I’m trying to change the player’s position when they kill a certain number of enemies. However, upon testing just one, the player doesn’t move. It isn’t the actual moving of the player, but an issue where the variable in a different class doesn’t change.

Player script:

    public int enemiesDef;

    void Update() // Called once per frame so will handle all of the inputs from the user 
    {       
        if (enemiesDef == 1)
        {
            player.transform.position = new Vector2(-54.3f, 0f);
            enemiesDef = 0;
        }
    }

Enemy script:

    public GameObject player;
    private PlayerMovement pmove;

    private void Start()
    {
        pmove = player.GetComponent<PlayerMovement>(); 
    }
    
    public void TakeDamage(float damageAmount) // Method that takes in a damage amount as a float and inflicts it upon the enemy
    {
        health -= damageAmount; // The damage amount is taken away from the current health

        if (health <= 0) // If the enemy has not more health left once it has taken damage:
        {
            anim.SetTrigger("Death"); // Plays the death animation     
            Freeze(); // Calling the freeze method to stop the dead enemy from moving
            StartCoroutine (Wait()); // Calling the Wait coroutine to wait a second and then remove the game object from the game
        }
    }

    private IEnumerator Wait() // This is a coroutine to wait when an enemy dies
    {
        yield return new WaitForSeconds(1); // Waits for 1 second
        Destroy(gameObject); // Then it dies
        pmove.enemiesDef ++;
    }

What is “player” and what is “pmove?”

Most likely the thing you THINK you are changing is not the same one you think it is.
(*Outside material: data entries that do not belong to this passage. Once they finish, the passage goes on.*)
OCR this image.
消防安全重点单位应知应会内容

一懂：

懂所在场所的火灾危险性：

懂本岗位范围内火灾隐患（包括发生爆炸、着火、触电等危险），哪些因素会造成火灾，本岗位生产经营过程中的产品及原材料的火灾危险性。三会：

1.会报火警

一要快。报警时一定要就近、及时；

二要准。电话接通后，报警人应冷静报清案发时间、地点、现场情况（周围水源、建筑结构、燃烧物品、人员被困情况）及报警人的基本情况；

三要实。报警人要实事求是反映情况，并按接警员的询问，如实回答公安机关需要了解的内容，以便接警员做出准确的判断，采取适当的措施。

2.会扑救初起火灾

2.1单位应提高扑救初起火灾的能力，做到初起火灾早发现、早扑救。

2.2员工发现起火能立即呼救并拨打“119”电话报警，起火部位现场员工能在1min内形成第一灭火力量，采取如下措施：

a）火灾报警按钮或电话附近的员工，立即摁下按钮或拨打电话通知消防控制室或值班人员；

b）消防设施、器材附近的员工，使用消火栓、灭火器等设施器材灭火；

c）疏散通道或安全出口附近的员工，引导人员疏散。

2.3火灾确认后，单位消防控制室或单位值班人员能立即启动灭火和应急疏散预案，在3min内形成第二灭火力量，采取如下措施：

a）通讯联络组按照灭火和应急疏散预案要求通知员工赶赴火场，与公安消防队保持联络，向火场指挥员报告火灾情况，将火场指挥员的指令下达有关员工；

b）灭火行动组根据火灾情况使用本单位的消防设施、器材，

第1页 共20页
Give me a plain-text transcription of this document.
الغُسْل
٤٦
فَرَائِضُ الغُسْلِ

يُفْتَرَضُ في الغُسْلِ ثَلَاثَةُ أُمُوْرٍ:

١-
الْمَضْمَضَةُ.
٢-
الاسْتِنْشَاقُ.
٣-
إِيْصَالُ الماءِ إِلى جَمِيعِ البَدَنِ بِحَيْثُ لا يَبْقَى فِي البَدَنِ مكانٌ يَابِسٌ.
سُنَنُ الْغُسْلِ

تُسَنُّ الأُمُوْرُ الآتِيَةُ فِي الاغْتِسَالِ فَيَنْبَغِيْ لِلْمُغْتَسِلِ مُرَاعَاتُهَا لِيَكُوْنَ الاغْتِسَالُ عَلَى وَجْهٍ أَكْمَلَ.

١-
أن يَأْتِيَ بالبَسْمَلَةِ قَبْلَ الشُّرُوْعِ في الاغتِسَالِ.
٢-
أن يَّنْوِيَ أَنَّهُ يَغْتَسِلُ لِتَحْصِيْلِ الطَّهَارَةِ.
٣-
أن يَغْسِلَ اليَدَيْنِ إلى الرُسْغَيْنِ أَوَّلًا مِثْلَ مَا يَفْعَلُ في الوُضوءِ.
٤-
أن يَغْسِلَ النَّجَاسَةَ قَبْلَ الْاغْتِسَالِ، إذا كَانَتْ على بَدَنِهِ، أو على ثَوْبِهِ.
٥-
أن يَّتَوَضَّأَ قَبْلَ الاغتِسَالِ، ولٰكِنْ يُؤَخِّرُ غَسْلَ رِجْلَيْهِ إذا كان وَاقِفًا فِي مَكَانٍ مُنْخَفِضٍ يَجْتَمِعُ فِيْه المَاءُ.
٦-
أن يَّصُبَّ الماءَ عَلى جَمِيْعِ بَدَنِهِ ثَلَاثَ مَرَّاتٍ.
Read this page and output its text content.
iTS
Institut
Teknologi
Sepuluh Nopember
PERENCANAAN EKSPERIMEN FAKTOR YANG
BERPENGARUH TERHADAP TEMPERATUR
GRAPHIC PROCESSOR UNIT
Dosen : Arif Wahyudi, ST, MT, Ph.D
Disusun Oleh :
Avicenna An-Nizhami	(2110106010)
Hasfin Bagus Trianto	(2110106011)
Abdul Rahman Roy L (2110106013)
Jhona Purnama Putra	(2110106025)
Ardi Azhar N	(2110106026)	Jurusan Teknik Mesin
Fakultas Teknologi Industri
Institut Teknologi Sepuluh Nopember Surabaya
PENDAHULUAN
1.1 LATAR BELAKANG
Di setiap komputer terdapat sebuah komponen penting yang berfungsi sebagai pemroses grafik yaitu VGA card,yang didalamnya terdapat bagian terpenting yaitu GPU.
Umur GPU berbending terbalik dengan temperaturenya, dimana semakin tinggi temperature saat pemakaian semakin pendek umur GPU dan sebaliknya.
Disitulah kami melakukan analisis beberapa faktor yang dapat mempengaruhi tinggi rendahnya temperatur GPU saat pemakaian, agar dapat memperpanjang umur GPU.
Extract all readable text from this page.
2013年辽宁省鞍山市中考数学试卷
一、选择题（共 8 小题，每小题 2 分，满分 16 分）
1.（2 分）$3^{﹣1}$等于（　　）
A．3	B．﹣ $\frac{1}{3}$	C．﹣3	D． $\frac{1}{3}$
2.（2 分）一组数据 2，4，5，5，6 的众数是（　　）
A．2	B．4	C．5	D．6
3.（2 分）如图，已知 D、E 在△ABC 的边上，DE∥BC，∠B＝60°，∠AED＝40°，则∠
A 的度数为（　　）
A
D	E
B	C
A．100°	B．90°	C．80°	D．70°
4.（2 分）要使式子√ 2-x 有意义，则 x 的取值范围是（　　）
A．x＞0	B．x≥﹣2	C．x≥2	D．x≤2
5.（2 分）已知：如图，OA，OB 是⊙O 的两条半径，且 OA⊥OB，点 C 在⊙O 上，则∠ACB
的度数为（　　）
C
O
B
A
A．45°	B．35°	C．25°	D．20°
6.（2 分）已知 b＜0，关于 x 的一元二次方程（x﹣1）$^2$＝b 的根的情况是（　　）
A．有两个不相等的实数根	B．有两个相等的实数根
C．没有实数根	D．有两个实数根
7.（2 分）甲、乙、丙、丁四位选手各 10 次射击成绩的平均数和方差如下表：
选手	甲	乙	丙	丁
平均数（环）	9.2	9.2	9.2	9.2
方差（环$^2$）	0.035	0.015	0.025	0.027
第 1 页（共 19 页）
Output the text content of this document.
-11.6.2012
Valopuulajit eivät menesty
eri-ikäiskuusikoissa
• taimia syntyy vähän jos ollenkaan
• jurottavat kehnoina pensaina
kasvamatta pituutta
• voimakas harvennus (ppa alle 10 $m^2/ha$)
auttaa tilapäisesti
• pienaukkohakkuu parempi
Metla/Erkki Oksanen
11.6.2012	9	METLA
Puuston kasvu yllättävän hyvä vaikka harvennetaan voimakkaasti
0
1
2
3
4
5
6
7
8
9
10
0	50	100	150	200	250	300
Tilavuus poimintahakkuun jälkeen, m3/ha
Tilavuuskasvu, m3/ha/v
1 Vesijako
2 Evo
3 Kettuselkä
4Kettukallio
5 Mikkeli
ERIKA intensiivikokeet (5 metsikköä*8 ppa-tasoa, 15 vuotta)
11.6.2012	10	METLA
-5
You may be either observing or changing the one on disk (prefab) versus the one in the scene.

Here’s more reading:

Instancing and prefabs in Unity and naming your variables:

If you name your public / serialized fields (variables) as simply “thing” then you set yourself up for confusion.

If something is a prefab, name it that, such as public GameObject ThingPrefab; and only drag prefabs into it. Prefabs are “dead things (assets on disk) waiting to be Instantiated.”

If something is already in the scene or you Instantiate<T>(); it in code, then store the result in a properly-named variable such as private GameObject ThingInstance;

Naming is hard… name things WELL to reduce your own confusion and wasted time.